De acuerdo con Tomás Calleja (“El protagonismo social de la empresa”, Cuaderno 66, Instituto Empresa y Humanismo, Universidad de Navarra, Pamplona), se extiende desde hace años una general aceptación de que atravesamos una crisis económica de alcance universal, que afecta a todos los países y a todos los sectores en diferente cuantía, pero siempre de forma importante. En estas circunstancias, las expresiones de los expertos de la macroeconomía intentan adaptarse con poca imaginación a la necesidad de pretendidas explicaciones que justifiquen lo que está pasando. Es muy posible que existan todo tipo de explicaciones y que aparezcan algunas todavía inéditas; pero no es el trabajo de los teóricos y de los explicadores el que va a resolver esta crisis global y, mientras no sea posible un crecimiento económico que hoy está cerca de lo imposible, continuaremos buscando explicaciones y mirando hacia el futuro a través de una bola de cristal, lo cual equivale exactamente a mirar hacia el pasado.

Todo el mundo civilizado encuentra natural que los regímenes políticos extremos y las ideologías que los soportan hayan fracasado rotundamente, y las explicaciones sociales y morales que fundamentan los procesos de desaparición paulatina de esas ideologías recorren las partituras de un repetido canto a la libertad y a los derechos humanos. Pero al desaparecer esos regímenes extremos, y acabarán desapareciendo todos, las ideologías políticas pierden distancia entre ellas y fuerza de convocatoria y, en definitiva, también se diluyen y difuminan en el pragmatismo de las nuevas liturgias sociales.

Hay ciertos parámetros para orientar al establecimiento de ese sutil equilibrio en el consumo de libertad para hacer posible la solidaridad sin hacer imposible el crecimiento y para saber, asimismo, qué Estado busca el equilibrio y qué Estado lo sobrepasa en la fabricación, no ya de solidaridad sino de poder improductivo. Nos hemos acostumbrado a que los gobiernos tomen con cierta naturalidad decisiones que tienen como consecuencia un endeudamiento del Estado; pero no es evidente que eso sea parte de su trabajo ni que ello pueda hacerse con la cesión de libertad que la mayor parte de las personas que no son Estado consideren razonable.

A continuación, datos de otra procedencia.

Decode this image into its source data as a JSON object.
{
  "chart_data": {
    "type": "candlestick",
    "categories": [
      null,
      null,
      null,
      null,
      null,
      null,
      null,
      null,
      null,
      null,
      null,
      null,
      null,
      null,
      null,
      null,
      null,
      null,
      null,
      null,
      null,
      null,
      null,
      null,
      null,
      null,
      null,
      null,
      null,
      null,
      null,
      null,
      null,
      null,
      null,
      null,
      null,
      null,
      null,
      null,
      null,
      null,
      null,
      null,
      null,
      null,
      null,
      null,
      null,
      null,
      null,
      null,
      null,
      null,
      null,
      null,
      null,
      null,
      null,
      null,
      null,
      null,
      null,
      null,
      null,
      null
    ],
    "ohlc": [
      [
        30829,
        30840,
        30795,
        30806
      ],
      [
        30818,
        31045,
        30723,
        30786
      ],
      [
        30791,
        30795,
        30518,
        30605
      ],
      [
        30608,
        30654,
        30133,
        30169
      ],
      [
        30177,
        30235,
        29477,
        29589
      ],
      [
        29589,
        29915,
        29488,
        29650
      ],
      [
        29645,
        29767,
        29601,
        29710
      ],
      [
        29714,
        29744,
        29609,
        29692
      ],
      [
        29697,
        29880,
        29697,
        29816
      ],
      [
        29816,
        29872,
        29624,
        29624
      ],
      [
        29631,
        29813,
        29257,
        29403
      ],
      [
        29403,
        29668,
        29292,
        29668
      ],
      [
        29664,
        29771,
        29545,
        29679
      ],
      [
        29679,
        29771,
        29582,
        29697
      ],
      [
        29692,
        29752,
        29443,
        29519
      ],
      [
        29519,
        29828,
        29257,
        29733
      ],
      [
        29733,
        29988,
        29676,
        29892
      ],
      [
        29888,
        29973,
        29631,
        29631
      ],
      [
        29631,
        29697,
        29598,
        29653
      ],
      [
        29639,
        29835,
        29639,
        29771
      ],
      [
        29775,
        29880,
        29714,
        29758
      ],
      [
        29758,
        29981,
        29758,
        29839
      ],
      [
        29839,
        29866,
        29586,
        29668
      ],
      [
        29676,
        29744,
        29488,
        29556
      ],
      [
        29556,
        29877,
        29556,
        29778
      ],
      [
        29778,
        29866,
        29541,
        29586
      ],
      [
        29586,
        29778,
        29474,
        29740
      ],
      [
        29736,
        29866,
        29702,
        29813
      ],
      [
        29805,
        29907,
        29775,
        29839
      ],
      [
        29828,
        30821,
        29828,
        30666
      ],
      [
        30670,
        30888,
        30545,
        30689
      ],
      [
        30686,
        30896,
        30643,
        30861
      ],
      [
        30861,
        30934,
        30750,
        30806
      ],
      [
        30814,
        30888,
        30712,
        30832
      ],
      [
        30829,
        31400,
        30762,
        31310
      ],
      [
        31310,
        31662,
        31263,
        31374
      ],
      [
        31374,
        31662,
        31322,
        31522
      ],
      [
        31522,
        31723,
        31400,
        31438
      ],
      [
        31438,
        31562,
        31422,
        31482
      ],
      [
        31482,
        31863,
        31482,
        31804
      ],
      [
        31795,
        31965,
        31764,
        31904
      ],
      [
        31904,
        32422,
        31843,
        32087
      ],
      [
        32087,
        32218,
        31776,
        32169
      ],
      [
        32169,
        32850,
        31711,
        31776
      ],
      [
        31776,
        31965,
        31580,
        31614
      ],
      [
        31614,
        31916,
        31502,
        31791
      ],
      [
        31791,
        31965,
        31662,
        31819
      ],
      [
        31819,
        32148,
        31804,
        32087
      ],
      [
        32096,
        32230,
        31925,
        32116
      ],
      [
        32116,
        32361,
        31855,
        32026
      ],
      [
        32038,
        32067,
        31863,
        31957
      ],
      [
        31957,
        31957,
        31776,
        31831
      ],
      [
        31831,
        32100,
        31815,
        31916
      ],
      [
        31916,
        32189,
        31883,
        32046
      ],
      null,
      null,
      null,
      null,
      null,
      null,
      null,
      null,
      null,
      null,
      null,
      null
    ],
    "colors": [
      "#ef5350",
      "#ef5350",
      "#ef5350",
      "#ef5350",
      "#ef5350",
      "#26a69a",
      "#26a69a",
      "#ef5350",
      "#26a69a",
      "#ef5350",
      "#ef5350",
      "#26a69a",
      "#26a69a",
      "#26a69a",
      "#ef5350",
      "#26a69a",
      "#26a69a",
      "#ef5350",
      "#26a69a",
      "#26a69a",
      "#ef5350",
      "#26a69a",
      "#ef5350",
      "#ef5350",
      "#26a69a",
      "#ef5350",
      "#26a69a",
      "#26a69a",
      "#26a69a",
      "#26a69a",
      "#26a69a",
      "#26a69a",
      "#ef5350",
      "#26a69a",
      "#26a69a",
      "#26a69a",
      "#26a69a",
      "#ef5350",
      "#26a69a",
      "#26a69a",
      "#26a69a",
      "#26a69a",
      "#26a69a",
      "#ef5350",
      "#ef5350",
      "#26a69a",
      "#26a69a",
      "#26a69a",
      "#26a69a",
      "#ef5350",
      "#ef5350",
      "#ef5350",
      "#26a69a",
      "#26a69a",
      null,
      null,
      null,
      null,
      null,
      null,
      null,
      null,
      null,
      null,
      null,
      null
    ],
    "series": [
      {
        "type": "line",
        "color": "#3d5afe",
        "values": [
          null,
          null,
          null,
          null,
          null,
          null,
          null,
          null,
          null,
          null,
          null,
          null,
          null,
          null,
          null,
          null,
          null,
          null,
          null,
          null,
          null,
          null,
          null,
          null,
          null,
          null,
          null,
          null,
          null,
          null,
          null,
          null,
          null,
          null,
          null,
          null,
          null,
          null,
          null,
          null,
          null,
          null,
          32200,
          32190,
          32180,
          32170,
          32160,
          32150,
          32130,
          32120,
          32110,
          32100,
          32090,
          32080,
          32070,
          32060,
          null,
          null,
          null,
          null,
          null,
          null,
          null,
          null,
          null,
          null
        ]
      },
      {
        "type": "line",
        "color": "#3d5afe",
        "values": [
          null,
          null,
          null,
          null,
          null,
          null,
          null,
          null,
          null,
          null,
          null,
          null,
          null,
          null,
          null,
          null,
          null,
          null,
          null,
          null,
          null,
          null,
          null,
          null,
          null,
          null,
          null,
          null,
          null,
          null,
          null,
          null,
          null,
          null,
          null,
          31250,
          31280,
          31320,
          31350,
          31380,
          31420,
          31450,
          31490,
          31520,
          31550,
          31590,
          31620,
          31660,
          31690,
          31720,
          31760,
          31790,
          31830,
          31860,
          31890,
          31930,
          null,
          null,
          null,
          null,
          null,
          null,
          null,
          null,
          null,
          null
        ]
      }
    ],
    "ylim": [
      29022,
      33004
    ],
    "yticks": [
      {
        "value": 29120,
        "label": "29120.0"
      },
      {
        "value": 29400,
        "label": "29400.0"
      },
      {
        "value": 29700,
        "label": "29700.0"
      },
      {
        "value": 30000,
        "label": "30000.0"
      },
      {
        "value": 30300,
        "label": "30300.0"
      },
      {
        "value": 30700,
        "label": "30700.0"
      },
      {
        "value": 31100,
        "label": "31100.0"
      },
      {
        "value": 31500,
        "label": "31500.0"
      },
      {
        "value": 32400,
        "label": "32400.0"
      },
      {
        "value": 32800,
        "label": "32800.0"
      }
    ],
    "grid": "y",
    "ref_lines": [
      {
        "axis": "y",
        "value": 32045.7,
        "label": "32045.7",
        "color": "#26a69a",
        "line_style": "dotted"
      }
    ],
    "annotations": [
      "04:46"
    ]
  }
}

Si el gobierno apostara por el excesivo crecimiento de la deuda del Estado equivale a una ausencia de libertad necesaria y productiva. El depositario colectivo de la libertad productiva es la parte no Estado de la sociedad, es decir, la sociedad civil. Los colectivos se manifiestan a través de sus líderes, que cumplen la importante función de representar, dirigir y expresar las tendencias, valores, anhelos, ilusiones y principios de la sociedad a la que conducen y sirven. Los líderes políticos representan al Estado, a la parte de la sociedad que consume libertad para actividades necesarias, pero no productivas. Los líderes civiles representan a la sociedad civil, a la parte de la sociedad que utiliza la libertad para producir. Las dos partes, sociedad civil y Estado, deben mantener un equilibrio que haga posible la solidaridad y el crecimiento económico. Cuando el Estado consume libertad en exceso, los líderes políticos ocupan un espacio excesivo, en detrimento de los líderes sociales que ven su espacio restringido e irrespirable.

Necesitamos sociedad civil, necesitamos líderes sociales para hacer posible el crecimiento económico; los líderes políticos tienen el importante papel de hacer posible el liderazgo social, de ayudar a la sociedad civil a disponer y gestionar la libertad productiva, que no reproductiva, que es otra cuestión.